The forum seems to have quietened down a litte bit.

I take the blame of this as an administrator - This year has been an especially busy one for me and have not been able to take care of matters here as much as i would have liked.

I'd like to thank Daniel for his efforts towards this forum.

Just would like to say I do have plans for this website, to be enveiled very soon. (including a name change).

All the best wishes.

James


----------



## Quaverion

Very auspicious James.  I can't wait. I am peeing myself with excitement as I type. ( jk  )


----------



## Harvey

It's not your fault at all! I think everyone's just been too busy, with concerts every freakin night and loads of homework for the students...

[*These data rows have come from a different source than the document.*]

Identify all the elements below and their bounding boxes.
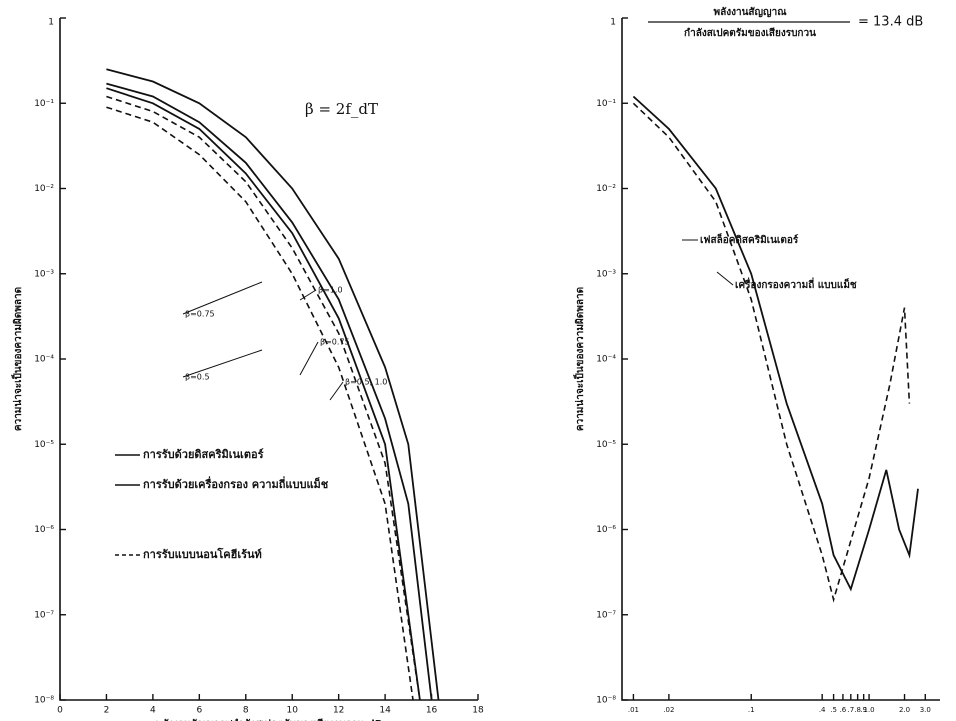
x-tick-label: .02 <box>663 706 674 714</box>
axis <box>621 18 940 701</box>
y-tick-label: 10⁻⁸ <box>596 696 616 706</box>
legend-label: การรับแบบนอนโคฮีเร้นท์ <box>143 547 262 561</box>
leader-line <box>716 271 734 286</box>
x-tick-label: 1.0 <box>863 706 874 714</box>
legend-label: การรับด้วยดิสคริมิเนเตอร์ <box>143 448 264 461</box>
curve <box>106 95 421 701</box>
x-tick-label: 16 <box>426 706 438 716</box>
x-tick-label: .7 <box>847 706 854 714</box>
x-tick-label: 6 <box>196 706 202 716</box>
leader-line <box>329 381 344 401</box>
y-axis-label: ความน่าจะเป็นของความผิดพลาด <box>10 287 24 431</box>
curve-label: เครื่องกรองความถี่ แบบแม็ช <box>735 277 857 291</box>
y-tick-label: 10⁻⁵ <box>596 440 616 450</box>
leader-line <box>299 289 317 301</box>
y-tick-label: 10⁻⁵ <box>34 440 54 450</box>
leader-line <box>182 349 263 378</box>
y-tick-label: 10⁻⁷ <box>596 610 616 620</box>
y-tick-label: 10⁻³ <box>596 269 616 279</box>
title-denominator: กำลังสเปคตรัมของเสียงรบกวน <box>684 27 816 39</box>
x-tick-label: .5 <box>830 706 837 714</box>
x-tick-label: 3.0 <box>920 706 931 714</box>
y-tick-label: 10⁻⁴ <box>34 355 54 365</box>
x-tick-label: .1 <box>748 706 755 714</box>
curve-label: β=0.5, 1.0 <box>345 378 387 387</box>
curve <box>106 87 421 701</box>
y-axis-label: ความน่าจะเป็นของความผิดพลาด <box>572 287 586 431</box>
x-tick-label: 8 <box>243 706 249 716</box>
curve-label: β=0.5 <box>185 373 210 382</box>
y-tick-label: 10⁻⁸ <box>34 696 54 706</box>
curve-label: β=0.75 <box>185 310 215 319</box>
x-tick-label: 4 <box>150 706 156 716</box>
title-numerator: พลังงานสัญญาณ <box>714 6 788 18</box>
curve <box>106 106 414 701</box>
formula: β = 2f_dT <box>305 100 378 118</box>
curve-label: β=1.0 <box>318 286 343 295</box>
x-tick-label: .01 <box>628 706 639 714</box>
y-tick-label: 10⁻⁴ <box>596 355 616 365</box>
y-tick-label: 10⁻⁷ <box>34 610 54 620</box>
x-tick-label: 12 <box>333 706 344 716</box>
x-tick-label: .9 <box>860 706 867 714</box>
title-value: = 13.4 dB <box>858 15 923 30</box>
y-tick-label: 1 <box>610 18 616 28</box>
y-tick-label: 10⁻¹ <box>596 99 616 109</box>
x-tick-label: 18 <box>472 706 484 716</box>
y-tick-label: 10⁻³ <box>34 269 54 279</box>
leader-line <box>182 281 263 315</box>
x-tick-label: 2.0 <box>899 706 910 714</box>
curve <box>632 95 919 592</box>
y-tick-label: 1 <box>48 18 54 28</box>
x-tick-label: 10 <box>286 706 298 716</box>
curve-label: β=0.75 <box>320 338 350 347</box>
x-tick-label: .6 <box>840 706 847 714</box>
x-axis-label: พลังงานสัญญาณ/กำลังสเปคตรัมของเสียงรบกวน… <box>156 718 383 721</box>
x-tick-label: 0 <box>57 706 63 716</box>
axis <box>59 18 478 701</box>
y-tick-label: 10⁻² <box>596 184 616 194</box>
curve <box>106 82 433 701</box>
y-tick-label: 10⁻¹ <box>34 99 54 109</box>
x-tick-label: .4 <box>819 706 826 714</box>
x-tick-label: .8 <box>854 706 861 714</box>
legend-label: การรับด้วยเครื่องกรอง ความถี่แบบแม็ช <box>143 476 329 491</box>
y-tick-label: 10⁻² <box>34 184 54 194</box>
curve <box>106 68 440 701</box>
leader-line <box>299 341 319 376</box>
curve <box>632 102 911 603</box>
x-tick-label: 14 <box>379 706 391 716</box>
y-tick-label: 10⁻⁶ <box>34 525 54 535</box>
y-tick-label: 10⁻⁶ <box>596 525 616 535</box>
curve-label: เฟสล็อคดิสคริมิเนเตอร์ <box>700 232 799 246</box>
x-tick-label: 2 <box>104 706 110 716</box>
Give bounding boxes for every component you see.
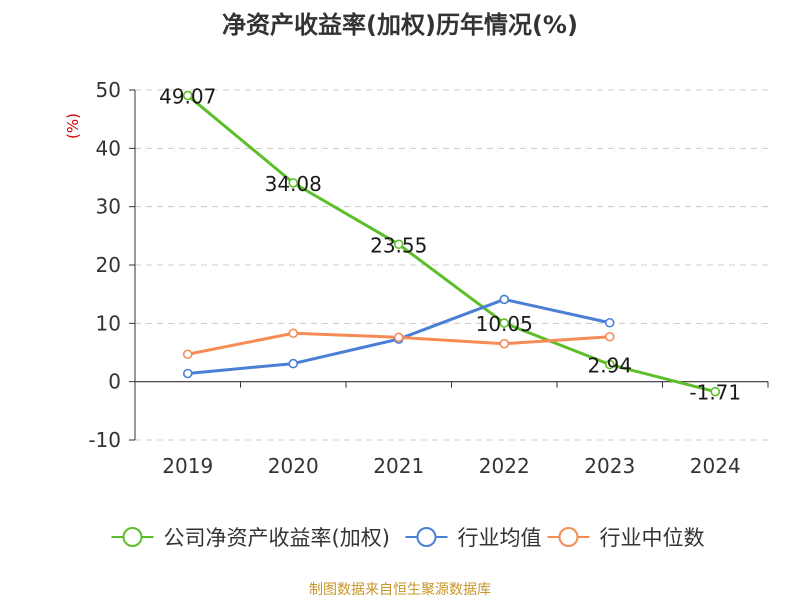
data-point (182, 349, 193, 360)
data-labels: 49.07 34.08 23.55 10.05 2.94 -1.71 (159, 84, 741, 404)
series-2 (182, 328, 615, 360)
data-point (499, 338, 510, 349)
chart-title: 净资产收益率(加权)历年情况(%) (222, 11, 578, 39)
data-point (604, 317, 615, 328)
data-point (182, 90, 193, 101)
y-tick-label: 20 (96, 253, 121, 277)
series-lines (182, 90, 721, 397)
series-line (186, 94, 716, 394)
x-tick-label: 2022 (479, 454, 530, 478)
x-tick-label: 2019 (162, 454, 213, 478)
x-tick-label: 2020 (268, 454, 319, 478)
data-point (182, 368, 193, 379)
x-tick-label: 2021 (373, 454, 424, 478)
legend-item-0: 公司净资产收益率(加权) (111, 526, 390, 550)
x-tick-label: 2024 (690, 454, 741, 478)
data-label: 2.94 (587, 354, 632, 378)
data-label: 49.07 (159, 84, 216, 108)
data-point (393, 239, 404, 250)
data-point (499, 294, 510, 305)
x-tick-label: 2023 (584, 454, 635, 478)
data-label: 23.55 (370, 233, 427, 257)
data-label: 10.05 (476, 312, 533, 336)
data-point (710, 386, 721, 397)
data-point (604, 331, 615, 342)
legend-label: 公司净资产收益率(加权) (164, 526, 390, 550)
y-tick-label: 40 (96, 136, 121, 160)
data-point (393, 332, 404, 343)
legend-label: 行业均值 (458, 526, 542, 550)
y-tick-label: 10 (96, 311, 121, 335)
data-label: -1.71 (689, 381, 741, 405)
series-0 (182, 90, 721, 397)
legend-label: 行业中位数 (600, 526, 705, 550)
legend-item-2: 行业中位数 (547, 526, 705, 550)
data-label: 34.08 (265, 172, 322, 196)
legend-marker (122, 527, 143, 547)
data-point (604, 359, 615, 370)
legend-item-1: 行业均值 (405, 526, 542, 550)
axes: -10 0 10 20 30 40 50 2019 2020 2021 2022 2023 2024 (88, 78, 769, 478)
data-point (288, 178, 299, 188)
data-point (288, 328, 299, 339)
legend: 公司净资产收益率(加权) 行业均值 行业中位数 (111, 526, 705, 550)
data-point (288, 358, 299, 369)
y-axis-unit-label: (%) (64, 113, 82, 139)
y-tick-label: 0 (108, 370, 121, 394)
data-source-note: 制图数据来自恒生聚源数据库 (309, 582, 491, 598)
data-point (499, 318, 510, 328)
y-tick-label: -10 (88, 428, 121, 452)
y-tick-label: 50 (96, 78, 121, 102)
y-tick-label: 30 (96, 195, 121, 219)
legend-marker (558, 527, 579, 547)
legend-marker (416, 527, 437, 547)
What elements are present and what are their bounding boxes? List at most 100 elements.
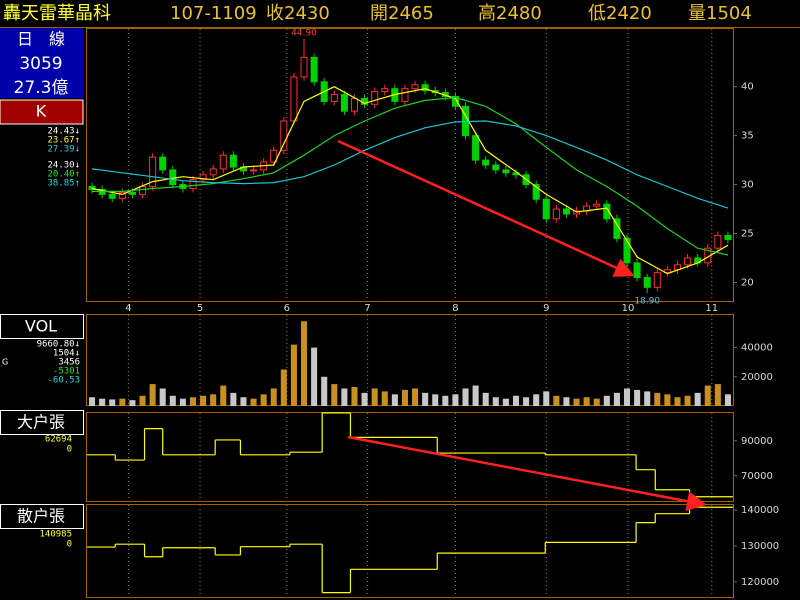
candle-body — [189, 179, 197, 189]
volume-bar — [432, 394, 439, 406]
volume-bar — [341, 388, 348, 406]
candle-body — [623, 237, 631, 264]
volume-bar — [684, 395, 691, 406]
volume-bar — [573, 398, 580, 406]
period-label: 日 線 — [17, 30, 65, 49]
volume-bar — [230, 392, 237, 406]
candle-body — [270, 149, 278, 163]
y-tick-label: 30 — [741, 180, 754, 191]
volume-bar — [553, 395, 560, 406]
quote-close: 收2430 — [266, 3, 330, 24]
candle-body — [128, 191, 136, 195]
candle-body — [209, 168, 217, 176]
volume-bar — [543, 391, 550, 406]
candle-body — [300, 56, 308, 78]
volume-bar — [290, 344, 297, 406]
volume-bar — [89, 397, 96, 406]
volume-bar — [502, 398, 509, 406]
candle-body — [229, 154, 237, 168]
retail-holder-label: 散户張 — [17, 507, 65, 526]
big-holder-value: 0 — [67, 445, 72, 455]
volume-bar — [634, 389, 641, 406]
candle-body — [330, 94, 338, 102]
volume-bar — [492, 397, 499, 406]
trend-arrow — [337, 139, 635, 277]
volume-bar — [189, 397, 197, 406]
period-box[interactable] — [0, 28, 83, 98]
big-holder-button[interactable] — [0, 410, 84, 435]
volume-bar — [391, 394, 398, 406]
candle-body — [643, 277, 651, 288]
quote-open: 開2465 — [370, 3, 434, 24]
volume-bar — [280, 369, 287, 406]
moving-average-line — [91, 120, 729, 209]
candle-body — [149, 156, 157, 188]
panel-frame — [86, 412, 734, 502]
volume-bar — [240, 397, 247, 406]
volume-bar — [371, 388, 378, 406]
x-tick-label: 11 — [705, 303, 718, 314]
panel-frame — [86, 504, 734, 598]
volume-bar — [331, 384, 338, 406]
y-tick-label: 20 — [741, 277, 754, 288]
vol-value: 1504↓ — [53, 349, 80, 359]
ma-value: 23.67↑ — [47, 136, 80, 146]
candle-body — [219, 154, 227, 170]
big-holder-label: 大户張 — [17, 413, 65, 432]
k-button[interactable] — [0, 99, 84, 125]
volume-bar — [452, 394, 459, 406]
candle-body — [411, 84, 419, 90]
volume-bar — [159, 388, 166, 406]
candle-body — [482, 159, 490, 166]
volume-bar — [512, 395, 520, 406]
turnover-amount: 27.3億 — [14, 78, 69, 98]
x-tick-label: 5 — [197, 303, 203, 314]
candle-body — [552, 208, 560, 220]
candle-body — [542, 198, 550, 220]
x-tick-label: 10 — [622, 303, 635, 314]
retail-holder-value: 140985 — [39, 530, 72, 540]
retail-holder-button[interactable] — [0, 504, 84, 529]
volume-bar — [412, 388, 419, 406]
candle-body — [421, 84, 429, 92]
vol-button[interactable] — [0, 314, 84, 339]
volume-bar — [321, 376, 328, 406]
quote-low: 低2420 — [588, 3, 652, 24]
candle-body — [663, 269, 671, 274]
x-tick-label: 9 — [543, 303, 549, 314]
candle-body — [451, 96, 459, 107]
vol-label: VOL — [25, 317, 57, 336]
volume-bar — [472, 385, 479, 406]
panel-frame — [86, 28, 734, 302]
y-tick-label: 40 — [741, 82, 754, 93]
volume-bar — [200, 395, 207, 406]
y-tick-label: 70000 — [741, 471, 773, 482]
volume-bar — [482, 392, 489, 406]
volume-bar — [523, 397, 530, 406]
candle-body — [472, 135, 480, 161]
volume-bar — [311, 347, 318, 406]
volume-bar — [109, 399, 116, 406]
candle-body — [653, 272, 661, 288]
volume-bar — [179, 398, 186, 406]
candle-body — [593, 203, 601, 207]
volume-bar — [401, 389, 408, 406]
candle-body — [138, 186, 147, 195]
y-tick-label: 130000 — [741, 541, 779, 552]
candle-body — [502, 169, 510, 174]
k-label: K — [36, 102, 47, 121]
volume-bar — [563, 397, 570, 406]
volume-bar — [129, 400, 136, 406]
candle-body — [350, 97, 359, 112]
candle-body — [603, 203, 611, 220]
y-tick-label: 90000 — [741, 436, 773, 447]
y-tick-label: 140000 — [741, 505, 779, 516]
quote-date: 107-1109 — [170, 3, 257, 24]
moving-average-line — [91, 86, 729, 275]
price-annotation: 44.90 — [291, 28, 317, 38]
vol-value: 9660.80↓ — [37, 340, 80, 350]
big-holder-value: 62694 — [45, 435, 72, 445]
volume-bar — [593, 398, 600, 406]
volume-bar — [654, 392, 661, 406]
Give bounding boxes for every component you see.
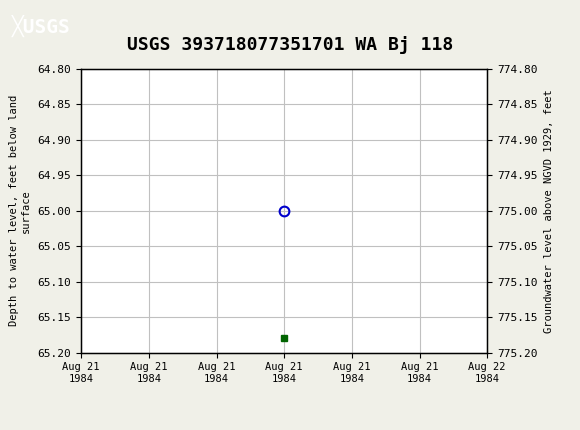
- Text: ╳USGS: ╳USGS: [12, 15, 70, 37]
- Y-axis label: Groundwater level above NGVD 1929, feet: Groundwater level above NGVD 1929, feet: [545, 89, 554, 332]
- Y-axis label: Depth to water level, feet below land
surface: Depth to water level, feet below land su…: [9, 95, 31, 326]
- Text: USGS 393718077351701 WA Bj 118: USGS 393718077351701 WA Bj 118: [127, 36, 453, 54]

Looking forward to see what you have.


----------



## James

Thank you for your kind words,

This forum will firstly become a vBulletin system, then I will hire a professional skinner to skin this forum for us.

Other plans include a sound/audio files upload site (so you can share mp3s) and a picture/photo/clipart gallery, in conjunction with soloviolin.com.

In the mean time get posting!

Feel free to post any ideas though 

All the best


----------



## max

sounds good to me.


----------



## Nox

...hhmmm...changes eh?....


----------



## karlhenning

James said:


> Busy times?
> 
> The forum seems to have quietened down a litte bit.


Word.

Cheers,
~Karl


----------



## Music_Junkie

James said:


> Busy times?
> 
> The forum seems to have quietened down a litte bit.


Perhaps with it having been summer people have been busy with kids, family, work etc. and extra things that aren't as typically busy during the Sept-June months. I've noticed a similar trend with other forums, they tend to quiet down a bit in the summer months.


----------



## Pete

"Music and Repertoire" section... slowly [...pant...] ... dying off... neeeeeds.... [....hack.... wheeze....] ... p o s t e r s ... [... cough...] ... ... d i s c u s s i o n ... ... ...

...

[collapes]


----------